I hope this workflow is applicable to more areas than tagging whether a zebra crossing is uncontrolled or not. To mention a highly related one: I could’ve focused on crossing:markings=zebra, and the same workflow would’ve worked. A more involved version of this would be to look at street level imagery as well, not just orthophotos. Ie I could count the “number of different phase conductors” for a powerline, check line_attachment, or other aspects of power_towers. (I’m quite into powerlines.)

If there is something I didn’t think of, and I should be more careful/stop with this, tell me. I really enjoyed working with Level0.

mcliquid · November 12, 2024, 8:33pm

This is really very exciting. Thank you for sharing.
I am absolutely not a programmer, so maybe the layman’s question: Couldn’t step 3 also be pre-automated with simple means using an AI / LLM?
I once heard about Tensorflow with which you can build your own image recognition. With your pre-sorting, further images could possibly be categorized automatically.

zabop · November 12, 2024, 8:58pm

Thank you @mcliquid! I think you are right, step 3 could be automated with an image processing AI model. Since I am still a quite novice OpenStreetMap editor, I would like to keep full control of what I’m doing, and I feel outsourcing step 3 to an AI would compromise on that.

In addition to me being AI-incompetent, if I let the control go at step 3, my edits would be probably classified as automated edits, requiring me to follow the

Automated Edits code of conduct and details of edits should be documented on a wiki page in Category:Automated edits log.

(Quote from here.)

So, I don’t plan on doing this, but if others do it, please share the result! I’ll be excited to check it out. (Also: I recommend being extremely careful with these tools, and review every edit by a human - while I found many AI tools to be helpful, they can get stuff wildly wrong.)

ivanbranco · November 12, 2024, 9:44pm

Regarding AI and crossing, there’s this: GitHub - Zaczero/osm-yolo-crossings: 🦓 AI-powered OpenStreetMap tool for importing zebra crossings

TheSwavu · November 12, 2024, 9:45pm

@NorthCrab (amongst others) has had a go at this NorthCrab's Diary | 🚸 AI-Powered Pedestrian Crossing Mapping: A Revolution | OpenStreetMap

http://web.archive.org/web/20240506214037/https://monicz.dev/osm-yolo-crossings

emvee · November 12, 2024, 9:51pm

I use Level0 similar, load the objects I want, copy.edit the text only I use an editor, (g)vim and regular expression search and replace to change what I want. That is faster for me then writing a python script but it limited to relative simple changes.

For more difficult changes I typically load the objects in Josm, save the layer as .osm file and edit then that file using python. Once done, I load the file again in josm, review the changes and upload them.

starsep · November 12, 2024, 10:48pm

Thanks for sharing. Your workflow is interesting but sounds complicated.

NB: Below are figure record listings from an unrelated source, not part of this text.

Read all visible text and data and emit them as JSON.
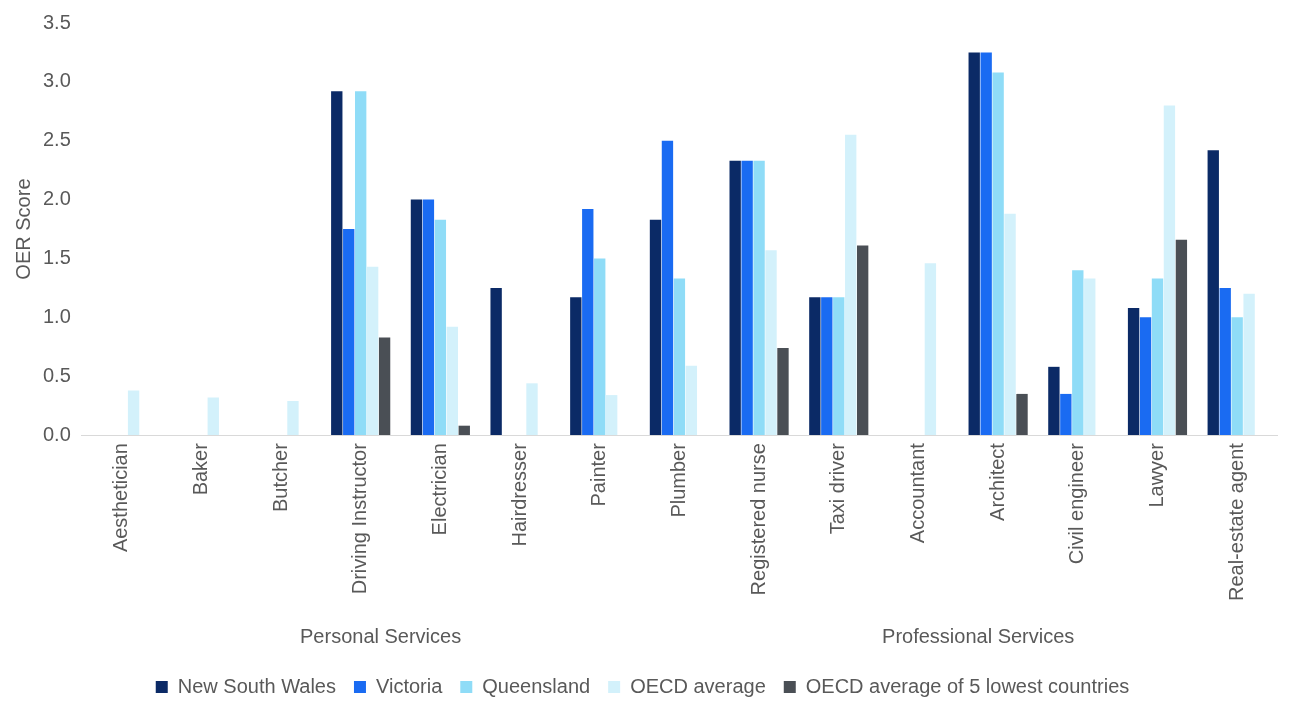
{
  "chart_data": {
    "type": "bar",
    "ylabel": "OER Score",
    "categories": [
      "Aesthetician",
      "Baker",
      "Butcher",
      "Driving Instructor",
      "Electrician",
      "Hairdresser",
      "Painter",
      "Plumber",
      "Registered nurse",
      "Taxi driver",
      "Accountant",
      "Architect",
      "Civil engineer",
      "Lawyer",
      "Real-estate agent"
    ],
    "series": [
      {
        "name": "New South Wales",
        "color": "#0b2a66",
        "values": [
          null,
          null,
          null,
          2.92,
          2.0,
          1.25,
          1.17,
          1.83,
          2.33,
          1.17,
          null,
          3.25,
          0.58,
          1.08,
          2.42
        ]
      },
      {
        "name": "Victoria",
        "color": "#1a6bf2",
        "values": [
          null,
          null,
          null,
          1.75,
          2.0,
          null,
          1.92,
          2.5,
          2.33,
          1.17,
          null,
          3.25,
          0.35,
          1.0,
          1.25
        ]
      },
      {
        "name": "Queensland",
        "color": "#8fdcf7",
        "values": [
          null,
          null,
          null,
          2.92,
          1.83,
          null,
          1.5,
          1.33,
          2.33,
          1.17,
          null,
          3.08,
          1.4,
          1.33,
          1.0
        ]
      },
      {
        "name": "OECD average",
        "color": "#d3f1fb",
        "values": [
          0.38,
          0.32,
          0.29,
          1.43,
          0.92,
          0.44,
          0.34,
          0.59,
          1.57,
          2.55,
          1.46,
          1.88,
          1.33,
          2.8,
          1.2
        ]
      },
      {
        "name": "OECD average of 5 lowest countries",
        "color": "#4a4f55",
        "values": [
          null,
          null,
          null,
          0.83,
          0.08,
          null,
          null,
          null,
          0.74,
          1.61,
          null,
          0.35,
          null,
          1.66,
          null
        ]
      }
    ],
    "ylim": [
      0,
      3.5
    ],
    "yticks": [
      {
        "value": 0,
        "label": "0.0"
      },
      {
        "value": 0.5,
        "label": "0.5"
      },
      {
        "value": 1,
        "label": "1.0"
      },
      {
        "value": 1.5,
        "label": "1.5"
      },
      {
        "value": 2,
        "label": "2.0"
      },
      {
        "value": 2.5,
        "label": "2.5"
      },
      {
        "value": 3,
        "label": "3.0"
      },
      {
        "value": 3.5,
        "label": "3.5"
      }
    ],
    "grid": false,
    "legend": "bottom",
    "annotations": [
      "Personal Services",
      "Professional Services"
    ]
  }
}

This particular case I would solve by

Download data to JOSM from Overpass: also checking for crossing tag there
Add crossings to TODO plugin list
Go through all of them using keyboard shortcuts. Purging the ones I don’t want to edit
Add tag to remaining ones
Submit changeset

zabop · November 12, 2024, 11:16pm

Thank you @starsep! I did try to make progress on this topic using JOSM, but I had a slightly different workflow than you describe (I did your step 3 and 4 together). Maybe (or probably) partly due to this, I wasn’t able to get to the proximity of 1 keypress per decision efficiency. I’ll retry using your steps!